Filmmaker Denis Villeneuve — whose cinematic resume includes the critically acclaimed Sicario and Arrival — may not quite be dreaming of electric sheep. It’s clear, though, that the techno-centric future world of Blade Runner has occupied the majority of his waking moments over the past several months as the release of director’s sequel Blade Runner 2049 loomed ever closer.
Joining CBR and a small press roundtable, Villeneuve made it abundantly clear that he’s given considerable thought to just about every facet of filmmaker Ridley Scott’s groundbreaking and profoundly influential screen adaptation of sci-fi icon Phillip K. Dick’s seminal short story. So much so, in fact, that – as he reveals – the thought of sequelizing one of film’s most enduring, ambiguous and increasingly relevant touchstones didn’t phase him as much as one (including Villenuve himself) might suspect.
What gave you the confidence to do a sequel to a movie that is so beloved? What reassured you about this project?
Denis Villeneuve: Three things. First of all, I had the Ridley Scott blessing. That was the first thing I asked [for] once I said yes. I said, ”I will do it.” There were some conditions, and the first one is to make sure, firsthand, to be in front of him, looking at him in the eyes, having him saying, “You can do it.”
Second thing: The screenplay, I felt, had strong ideas in it. I’m not saying it was a perfect screenplay. I’m just saying that I understood why Ridley felt there was the potential to do a strong movie there.
And the third thing is, I’ve heard a lot of movies in my life, like sci-fi. I always said to myself, “It’s dangerous to do those big movies.” There’s a lot of pressure when you make those big movies. I said, “If I do it one day, it will be for something that is really worthy, that is really meaningful artistically for me.”
The first movie, it’s one of my favorite movies. I said to myself, “Okay, they will do it. No matter what we think, this movie will move forward.” I said to myself, “I don’t know if I will succeed, but I know I will give it all my love and all my skills because I will work so hard.” I didn’t want it to fall into the hands of someone – at least I will be passionate about it, and I will give my blood to make sure that it respects the spirit of the first movie.
It was a bit arrogant, basically. [Laughs] I was very afraid to see a sequel of Blade Runner. I said, “At least if I do it, then I have some control over it.” That’s the truth. At least I can blame only myself.
You’ve got a powerhouse cast for this film. How important for you was it to get the people that you got?
In any movie, one of the most important parts of the film process is casting. You need strong actors – that’s a thing. I’m a very different director from Ridley Scott, but it’s the thing that both of us we have in common. We always aim for excellence with the actors in our casting. It’s like, there’s no compromise. With the casting I’ve done, one thing I’m sure is that the performances in the movie are very strong – very strong.
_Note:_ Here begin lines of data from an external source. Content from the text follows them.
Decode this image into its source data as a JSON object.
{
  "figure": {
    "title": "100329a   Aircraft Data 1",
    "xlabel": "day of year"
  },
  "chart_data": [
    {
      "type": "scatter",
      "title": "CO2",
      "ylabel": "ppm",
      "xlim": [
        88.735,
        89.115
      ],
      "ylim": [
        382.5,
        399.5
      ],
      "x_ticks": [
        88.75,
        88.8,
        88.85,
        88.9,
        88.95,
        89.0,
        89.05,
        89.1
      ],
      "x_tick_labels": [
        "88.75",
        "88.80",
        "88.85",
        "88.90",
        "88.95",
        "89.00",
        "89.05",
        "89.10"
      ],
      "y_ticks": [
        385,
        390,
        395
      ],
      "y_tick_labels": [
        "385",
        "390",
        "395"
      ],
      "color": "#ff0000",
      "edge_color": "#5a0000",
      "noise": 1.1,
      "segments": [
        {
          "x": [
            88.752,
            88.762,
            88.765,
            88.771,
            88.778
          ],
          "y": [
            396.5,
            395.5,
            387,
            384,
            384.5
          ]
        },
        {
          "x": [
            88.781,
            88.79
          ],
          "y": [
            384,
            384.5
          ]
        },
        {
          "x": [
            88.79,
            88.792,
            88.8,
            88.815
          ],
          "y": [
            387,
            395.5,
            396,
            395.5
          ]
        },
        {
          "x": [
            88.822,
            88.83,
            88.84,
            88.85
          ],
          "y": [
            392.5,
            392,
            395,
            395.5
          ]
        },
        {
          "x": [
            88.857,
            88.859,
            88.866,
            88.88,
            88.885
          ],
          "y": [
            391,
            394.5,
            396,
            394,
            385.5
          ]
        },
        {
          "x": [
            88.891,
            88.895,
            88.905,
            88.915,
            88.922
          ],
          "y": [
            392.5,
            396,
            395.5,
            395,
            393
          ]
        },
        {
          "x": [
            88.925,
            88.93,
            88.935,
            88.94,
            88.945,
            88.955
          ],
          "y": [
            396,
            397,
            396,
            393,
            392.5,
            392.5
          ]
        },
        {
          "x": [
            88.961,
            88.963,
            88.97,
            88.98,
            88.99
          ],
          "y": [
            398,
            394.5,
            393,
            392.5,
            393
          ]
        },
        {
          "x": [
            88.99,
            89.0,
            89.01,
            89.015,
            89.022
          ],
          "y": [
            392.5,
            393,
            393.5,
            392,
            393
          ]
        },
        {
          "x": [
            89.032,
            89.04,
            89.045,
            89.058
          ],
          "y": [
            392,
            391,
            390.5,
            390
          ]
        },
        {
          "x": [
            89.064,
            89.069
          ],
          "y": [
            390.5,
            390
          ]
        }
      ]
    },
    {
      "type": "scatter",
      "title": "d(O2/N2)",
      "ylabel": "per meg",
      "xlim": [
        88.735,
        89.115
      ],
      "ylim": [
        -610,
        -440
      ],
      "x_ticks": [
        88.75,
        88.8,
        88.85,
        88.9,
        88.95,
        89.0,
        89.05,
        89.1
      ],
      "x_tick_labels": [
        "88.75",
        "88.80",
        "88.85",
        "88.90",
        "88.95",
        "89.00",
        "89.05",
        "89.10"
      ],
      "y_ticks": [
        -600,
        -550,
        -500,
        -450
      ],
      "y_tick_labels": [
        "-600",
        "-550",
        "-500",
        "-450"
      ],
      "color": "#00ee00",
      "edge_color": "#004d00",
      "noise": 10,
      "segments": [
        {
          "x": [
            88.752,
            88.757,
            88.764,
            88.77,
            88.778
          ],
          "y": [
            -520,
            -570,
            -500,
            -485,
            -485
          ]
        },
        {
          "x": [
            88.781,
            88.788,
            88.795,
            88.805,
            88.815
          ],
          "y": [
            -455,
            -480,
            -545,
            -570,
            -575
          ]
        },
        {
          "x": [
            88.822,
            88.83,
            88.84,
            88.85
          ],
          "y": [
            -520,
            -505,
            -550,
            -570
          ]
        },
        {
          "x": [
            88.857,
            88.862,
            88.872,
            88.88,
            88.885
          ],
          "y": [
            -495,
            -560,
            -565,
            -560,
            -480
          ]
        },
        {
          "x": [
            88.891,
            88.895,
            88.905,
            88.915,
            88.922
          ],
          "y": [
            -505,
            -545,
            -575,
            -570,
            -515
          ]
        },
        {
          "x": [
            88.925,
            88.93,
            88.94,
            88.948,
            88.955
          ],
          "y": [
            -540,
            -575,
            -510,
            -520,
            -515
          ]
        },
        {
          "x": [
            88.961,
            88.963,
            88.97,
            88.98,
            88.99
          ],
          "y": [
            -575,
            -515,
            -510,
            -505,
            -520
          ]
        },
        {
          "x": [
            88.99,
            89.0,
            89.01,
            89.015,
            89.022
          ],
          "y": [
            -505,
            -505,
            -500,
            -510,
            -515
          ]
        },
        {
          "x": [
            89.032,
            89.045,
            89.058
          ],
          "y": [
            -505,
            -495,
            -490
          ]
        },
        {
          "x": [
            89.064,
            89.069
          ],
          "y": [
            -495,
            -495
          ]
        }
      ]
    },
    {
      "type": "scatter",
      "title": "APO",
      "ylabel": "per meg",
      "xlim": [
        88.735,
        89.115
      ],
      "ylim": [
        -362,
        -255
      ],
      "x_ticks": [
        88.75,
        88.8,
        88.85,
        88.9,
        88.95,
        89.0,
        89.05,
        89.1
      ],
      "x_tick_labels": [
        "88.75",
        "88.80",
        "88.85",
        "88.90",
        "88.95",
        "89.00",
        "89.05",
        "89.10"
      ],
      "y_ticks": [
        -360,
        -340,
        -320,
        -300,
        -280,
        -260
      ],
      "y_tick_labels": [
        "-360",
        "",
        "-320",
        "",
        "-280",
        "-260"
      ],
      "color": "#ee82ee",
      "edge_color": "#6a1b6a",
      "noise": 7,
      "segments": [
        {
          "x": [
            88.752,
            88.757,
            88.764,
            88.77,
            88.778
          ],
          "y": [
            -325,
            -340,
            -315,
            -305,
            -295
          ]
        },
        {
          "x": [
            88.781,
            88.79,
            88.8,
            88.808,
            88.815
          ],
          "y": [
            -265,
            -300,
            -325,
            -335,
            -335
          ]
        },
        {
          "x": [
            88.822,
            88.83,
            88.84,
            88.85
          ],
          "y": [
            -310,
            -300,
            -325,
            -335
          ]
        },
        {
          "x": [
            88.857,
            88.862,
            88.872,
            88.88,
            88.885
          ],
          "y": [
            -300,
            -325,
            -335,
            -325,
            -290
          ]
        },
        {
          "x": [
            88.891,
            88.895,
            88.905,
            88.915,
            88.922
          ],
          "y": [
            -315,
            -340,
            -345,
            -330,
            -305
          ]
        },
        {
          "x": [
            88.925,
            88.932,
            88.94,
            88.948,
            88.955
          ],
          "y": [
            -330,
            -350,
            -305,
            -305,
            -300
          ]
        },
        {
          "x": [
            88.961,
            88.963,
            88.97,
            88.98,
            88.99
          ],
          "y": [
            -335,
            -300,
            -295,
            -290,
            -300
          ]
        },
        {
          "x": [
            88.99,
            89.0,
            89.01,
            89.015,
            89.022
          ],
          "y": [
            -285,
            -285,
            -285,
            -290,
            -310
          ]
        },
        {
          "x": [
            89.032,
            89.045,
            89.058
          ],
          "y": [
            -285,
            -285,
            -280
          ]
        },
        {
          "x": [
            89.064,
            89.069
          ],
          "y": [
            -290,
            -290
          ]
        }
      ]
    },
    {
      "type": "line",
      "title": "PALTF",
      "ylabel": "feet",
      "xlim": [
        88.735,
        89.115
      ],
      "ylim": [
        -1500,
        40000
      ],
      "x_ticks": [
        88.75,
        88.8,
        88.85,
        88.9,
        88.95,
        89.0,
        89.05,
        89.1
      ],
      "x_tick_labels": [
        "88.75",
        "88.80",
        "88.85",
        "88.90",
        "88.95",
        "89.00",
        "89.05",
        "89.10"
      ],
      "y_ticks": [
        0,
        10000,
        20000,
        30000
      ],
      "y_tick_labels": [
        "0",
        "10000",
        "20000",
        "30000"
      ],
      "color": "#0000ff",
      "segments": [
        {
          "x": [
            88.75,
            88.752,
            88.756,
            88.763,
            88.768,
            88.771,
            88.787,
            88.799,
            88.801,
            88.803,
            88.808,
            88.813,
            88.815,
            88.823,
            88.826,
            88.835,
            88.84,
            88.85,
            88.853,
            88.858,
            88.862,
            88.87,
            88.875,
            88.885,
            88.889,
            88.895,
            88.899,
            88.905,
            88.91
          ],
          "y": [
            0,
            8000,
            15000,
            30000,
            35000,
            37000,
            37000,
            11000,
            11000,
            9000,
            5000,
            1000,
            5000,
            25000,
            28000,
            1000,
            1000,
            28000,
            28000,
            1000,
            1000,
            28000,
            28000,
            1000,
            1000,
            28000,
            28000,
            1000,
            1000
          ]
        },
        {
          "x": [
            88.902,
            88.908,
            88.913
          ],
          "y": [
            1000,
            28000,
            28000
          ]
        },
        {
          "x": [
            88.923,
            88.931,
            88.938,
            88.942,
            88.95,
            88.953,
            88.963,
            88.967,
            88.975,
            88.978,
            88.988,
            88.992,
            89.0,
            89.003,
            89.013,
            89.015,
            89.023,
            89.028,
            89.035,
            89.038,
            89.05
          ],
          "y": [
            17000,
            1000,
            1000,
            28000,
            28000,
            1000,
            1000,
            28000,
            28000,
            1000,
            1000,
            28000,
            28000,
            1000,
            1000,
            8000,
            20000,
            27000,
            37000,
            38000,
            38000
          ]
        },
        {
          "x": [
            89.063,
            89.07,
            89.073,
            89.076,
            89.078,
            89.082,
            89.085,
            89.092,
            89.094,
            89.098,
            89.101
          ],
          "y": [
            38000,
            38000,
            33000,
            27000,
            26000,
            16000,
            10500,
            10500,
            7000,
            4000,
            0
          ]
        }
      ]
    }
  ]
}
Because I had the chance to do a massive casting around the world where I chose among the best working actors, young actors.
One thing I love in the screenplay is that there’s a lot of strong female parts. Femininity is very important in the second movie, like it was in the first movie. I had the pleasure to meet actors that sometimes are well known in their own countries, but less known in North America sometimes, like Sylvia Hoeks, and Ana de Armas and Carla Juri. There’s Mackenzie Davis, also, from Canada. Those young actresses are strong artists. They brought a lot to the movie. It was a long casting process.